Despite this current reality, there's good news: Companies can change and implement hiring practices that center on Black and brown women that have not been prioritized in the past.

I am not suggesting preferential treatment. What I am recommending is for companies and organizations to be intentional about having a diverse slate of candidates for all future positions at every level. And in addition, a diverse hiring committee should be formed to participate in the interview process. So much bias happens during the hiring process, and by modifying current hiring practices that might skew heavily to one demographic, gender, or race, implementing an equitable hiring framework will inevitably benefit the recruitment and advancement of women of color.

Pay transparency

As we mark Black Women’s Equal Pay Day, it should be a reminder to all companies that they must work to find an equitable solution.

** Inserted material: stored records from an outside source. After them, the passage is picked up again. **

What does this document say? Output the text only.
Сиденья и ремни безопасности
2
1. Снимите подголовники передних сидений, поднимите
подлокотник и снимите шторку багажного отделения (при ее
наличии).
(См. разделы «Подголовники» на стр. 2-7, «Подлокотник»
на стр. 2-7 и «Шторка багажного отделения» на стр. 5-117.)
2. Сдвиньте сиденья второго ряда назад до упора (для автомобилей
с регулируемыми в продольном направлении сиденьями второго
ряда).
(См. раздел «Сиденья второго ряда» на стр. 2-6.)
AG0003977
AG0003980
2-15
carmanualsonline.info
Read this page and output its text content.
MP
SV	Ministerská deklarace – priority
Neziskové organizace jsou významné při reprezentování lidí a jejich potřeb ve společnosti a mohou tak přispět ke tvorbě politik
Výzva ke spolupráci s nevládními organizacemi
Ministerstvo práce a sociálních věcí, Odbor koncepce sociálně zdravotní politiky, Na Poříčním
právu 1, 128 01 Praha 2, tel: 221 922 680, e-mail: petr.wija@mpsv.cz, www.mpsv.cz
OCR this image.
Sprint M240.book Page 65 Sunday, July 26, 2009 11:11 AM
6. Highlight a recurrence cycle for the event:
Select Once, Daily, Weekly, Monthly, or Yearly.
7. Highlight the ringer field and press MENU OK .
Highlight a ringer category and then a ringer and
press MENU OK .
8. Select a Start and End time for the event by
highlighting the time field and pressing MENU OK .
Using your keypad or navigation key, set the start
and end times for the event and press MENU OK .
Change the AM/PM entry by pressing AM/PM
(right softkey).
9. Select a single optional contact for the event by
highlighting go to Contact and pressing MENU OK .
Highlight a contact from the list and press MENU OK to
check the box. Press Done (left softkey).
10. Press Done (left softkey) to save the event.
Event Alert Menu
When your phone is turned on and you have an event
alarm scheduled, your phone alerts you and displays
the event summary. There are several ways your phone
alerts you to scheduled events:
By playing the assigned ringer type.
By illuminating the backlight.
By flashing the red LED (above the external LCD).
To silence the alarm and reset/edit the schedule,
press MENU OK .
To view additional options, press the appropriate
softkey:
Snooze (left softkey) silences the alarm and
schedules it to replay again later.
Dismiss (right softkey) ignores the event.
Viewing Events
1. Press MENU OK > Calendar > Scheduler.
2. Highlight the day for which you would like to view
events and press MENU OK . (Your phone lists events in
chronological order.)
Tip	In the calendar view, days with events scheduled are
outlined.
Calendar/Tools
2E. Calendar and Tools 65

The answer is simple, it won’t happen if companies don’t prioritize equal pay for all women. A first and important step is for all companies and organizations to conduct annual or quarterly pay audit reports and make them available to their employees.

Between 2016 and 2020, only 22 percent of companies reported performing salary audits, which can be used to assess any differences in pay related to gender and race. If we want to recruit and retain women of color, then we have to make sure there are no signs of wage theft practices.

Equipping our managers to be successful

I teach a course at New York University focused on talent development, which is centered on a curriculum that prioritizes how to make team environments psychologically safe and as diverse as possible.

It can be a challenge for managers to provide everyone on their team a safe environment to do their best work if they aren’t aware of the language and cultural differences each person brings to the table. And in most cases, managers will be tasked with having a difficult conversation that might include race.

With that said, managers should not be able to opt-in to equity. That means choosing not to discuss topics because they aren’t comfortable or trained in how to engage with people on their team, can no longer be permitted.

Managers must demonstrate equity, it can’t be a choice. For example, if a woman of color on their team has racialized concerns, it’s important their manager is equipped to be an active listener and exercise their conflict resolution skills. But in many cases, managers have not been trained in conflict resolution and tend to dismiss any racialized claims by women of color--because they haven’t experienced it themselves. And when women of color are not heard or invested in by their managers, the result tends to be losing their diverse talent.

Most people don’t leave their jobs because of their day to day duties, they tend to leave because of who they report to. I believe companies and organizations have another unique opportunity to not only invest in the women of color in the workplace, but also providing their managers with the tools to be successful

The future of work can be successful for women of color if companies and organizations are willing to partner on the road to success.

Minda Harts is the CEO of The Memo LLC and an award- winning and best-selling author of "The Memo: What Women of Color Need To Know To Secure A Seat At The Table." Minda is a Professor at NYU Wagner and hosts a live weekly podcast called "Secure The Seat."